The plan allows more multifamily housing to be built in low-density neighborhoods, including duplexes, triplexes, fourplexes and courtyard apartments. The city has called this “missing middle” housing, somewhere in the middle of the spectrum of options ranging from single-family homes to large apartment buildings.
So far most of the projects in the works as a result of December’s change are accessory dwelling units, or ADUs, which can be part of a home or a separate structure on the same lot. The city has allowed these since 1995, but used to require property owners to live on site and provide the units with designated off-street parking.
Since December, the city’s planning department says it has received about 10 ADU permit applications, along with one application for a duplex and one to add several duplexes at an existing townhouse development.
Half a dozen other projects including duplexes and triplexes are at the pre-application stage.
While applications trickle in, opponents are predicting a wave of development, with builders demolishing starter homes and replacing them with much larger structures. They accuse city officials of pushing through the changes without sufficient public input.

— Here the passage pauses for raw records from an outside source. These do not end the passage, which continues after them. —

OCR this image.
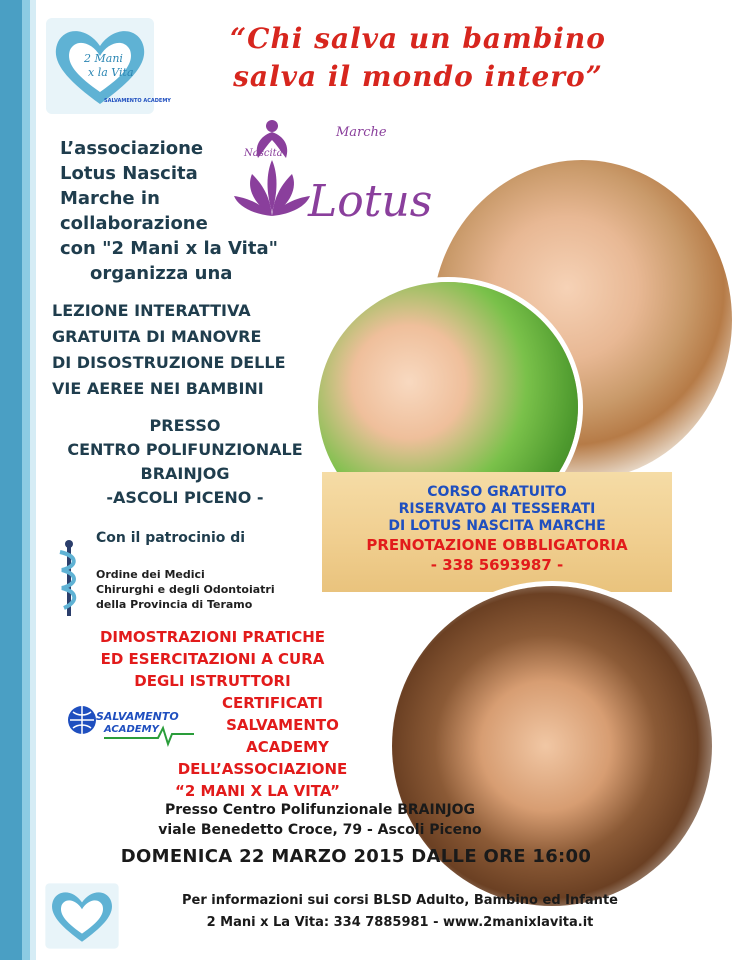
2 Mani
x la Vita
SALVAMENTO ACADEMY
“Chi salva un bambino
salva il mondo intero”
Marche
Nascita
Lotus
L’associazione
Lotus Nascita
Marche in
collaborazione
con "2 Mani x la Vita"
organizza una
LEZIONE INTERATTIVA
GRATUITA DI MANOVRE
DI DISOSTRUZIONE DELLE
VIE AEREE NEI BAMBINI
PRESSO
CENTRO POLIFUNZIONALE
BRAINJOG
-ASCOLI PICENO -	CORSO GRATUITO

RISERVATO AI TESSERATI

DI LOTUS NASCITA MARCHE

PRENOTAZIONE OBBLIGATORIA

- 338 5693987 -

Con il patrocinio di
Ordine dei Medici
Chirurghi e degli Odontoiatri
della Provincia di Teramo
DIMOSTRAZIONI PRATICHE
ED ESERCITAZIONI A CURA
DEGLI ISTRUTTORI
CERTIFICATI
SALVAMENTO
ACADEMY
DELL’ASSOCIAZIONE
“2 MANI X LA VITA”
SALVAMENTO
ACADEMY
Presso Centro Polifunzionale BRAINJOG
viale Benedetto Croce, 79 - Ascoli Piceno
DOMENICA 22 MARZO 2015 DALLE ORE 16:00
Per informazioni sui corsi BLSD Adulto, Bambino ed Infante
2 Mani x La Vita: 334 7885981 - www.2manixlavita.it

“What we’re most upset about is the process,” said Jay Elder, former chairman of Olympia Council of Neighborhood Associations.

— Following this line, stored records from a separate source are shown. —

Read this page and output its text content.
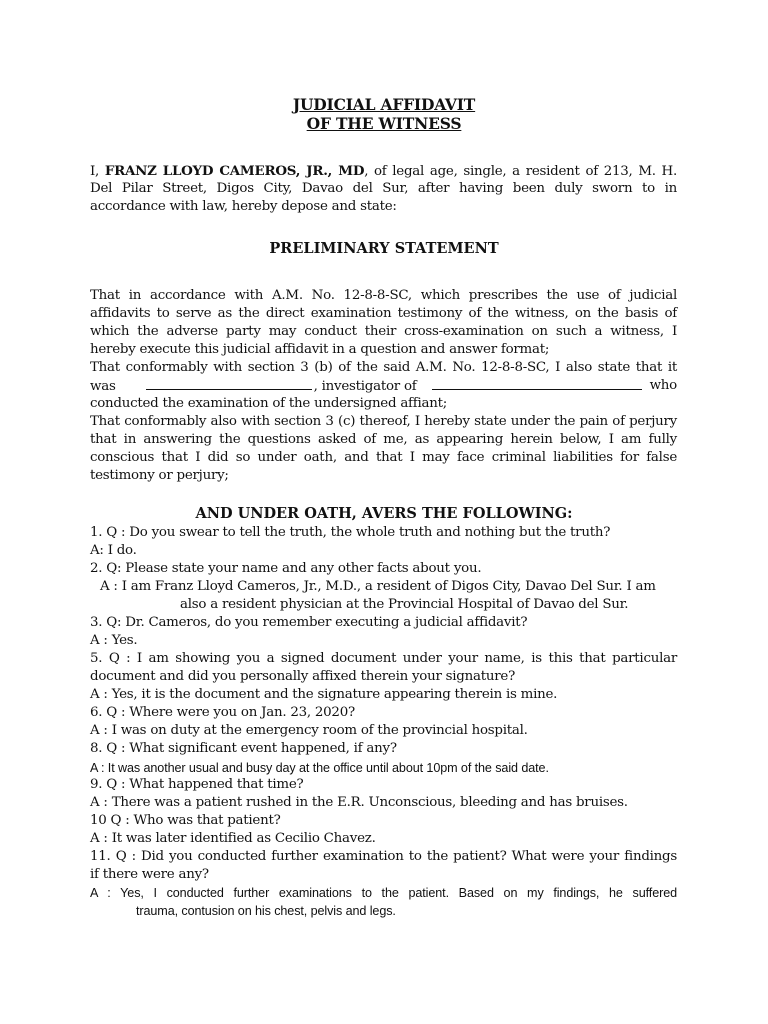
JUDICIAL AFFIDAVIT
OF THE WITNESS
I, FRANZ LLOYD CAMEROS, JR., MD, of legal age, single, a resident of 213, M. H.
Del Pilar Street, Digos City, Davao del Sur, after having been duly sworn to in
accordance with law, hereby depose and state:
PRELIMINARY STATEMENT
That in accordance with A.M. No. 12-8-8-SC, which prescribes the use of judicial
affidavits to serve as the direct examination testimony of the witness, on the basis of
which the adverse party may conduct their cross-examination on such a witness, I
hereby execute this judicial affidavit in a question and answer format;
That conformably with section 3 (b) of the said A.M. No. 12-8-8-SC, I also state that it
was	, investigator of	who
conducted the examination of the undersigned affiant;
That conformably also with section 3 (c) thereof, I hereby state under the pain of perjury
that in answering the questions asked of me, as appearing herein below, I am fully
conscious that I did so under oath, and that I may face criminal liabilities for false
testimony or perjury;
AND UNDER OATH, AVERS THE FOLLOWING:
1. Q : Do you swear to tell the truth, the whole truth and nothing but the truth?
A: I do.
2. Q: Please state your name and any other facts about you.
A : I am Franz Lloyd Cameros, Jr., M.D., a resident of Digos City, Davao Del Sur. I am
also a resident physician at the Provincial Hospital of Davao del Sur.
3. Q: Dr. Cameros, do you remember executing a judicial affidavit?
A : Yes.
5. Q : I am showing you a signed document under your name, is this that particular
document and did you personally affixed therein your signature?
A : Yes, it is the document and the signature appearing therein is mine.
6. Q : Where were you on Jan. 23, 2020?
A : I was on duty at the emergency room of the provincial hospital.
8. Q : What significant event happened, if any?
A : It was another usual and busy day at the office until about 10pm of the said date.
9. Q : What happened that time?
A : There was a patient rushed in the E.R. Unconscious, bleeding and has bruises.
10 Q : Who was that patient?
A : It was later identified as Cecilio Chavez.
11. Q : Did you conducted further examination to the patient? What were your findings
if there were any?
A : Yes, I conducted further examinations to the patient. Based on my findings, he suffered
trauma, contusion on his chest, pelvis and legs.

A group called Olympians for Smart Development & Livable Neighborhoods filed a petition for review with the Growth Management Hearings Board earlier this year. It asked the board to determine whether city officials violated the State Environmental Policy Act by not preparing an environmental impact statement, and whether the changes are inconsistent with goals and policies in Olympia’s comprehensive plan related to housing.
In March, the board denied the city’s motion to dismiss the review, and took the rare step of granting a motion for summary judgment from the petitioners on the environmental impact statement question.
“The incremental changes resulting from (the new development regulations) may be insignificant, but the cumulative effect on the environment may well be profound,” it wrote. “... Here, it is apparent that the City’s decision was made without full consideration of the possible environmental consequences.”
The board passed on deciding whether to invalidate the changes just yet. A hearing is scheduled for May 23 at Olympia City Hall, and the board will issue a final decision by July 10.
Unless it can’t, thanks to a new law.
House Bill 1923 passed this session of the Legislature and was co-sponsored by Olympia Reps. Laurie Dolan and Beth Doglio. It offers incentives for cities to increase density along the lines of what Olympia did, such as allowing ADUs or multifamily housing near transit. At Olympia’s request, language was added so that such changes are not subject to legal challenges under the Growth Management Act.
What does that mean for pending cases?
“That’s a very interesting question,” said Jeffrey Myers, a lawyer representing the city of Olympia in this case and other civil lawsuits.
Myers said he plans to argue the city’s actions are no longer subject to review by the Growth Management Hearings Board. The petitioners’ lawyer, David Bricklin, said he does not expect HB 1923 to affect this case since it was not in effect when the city approved the changes.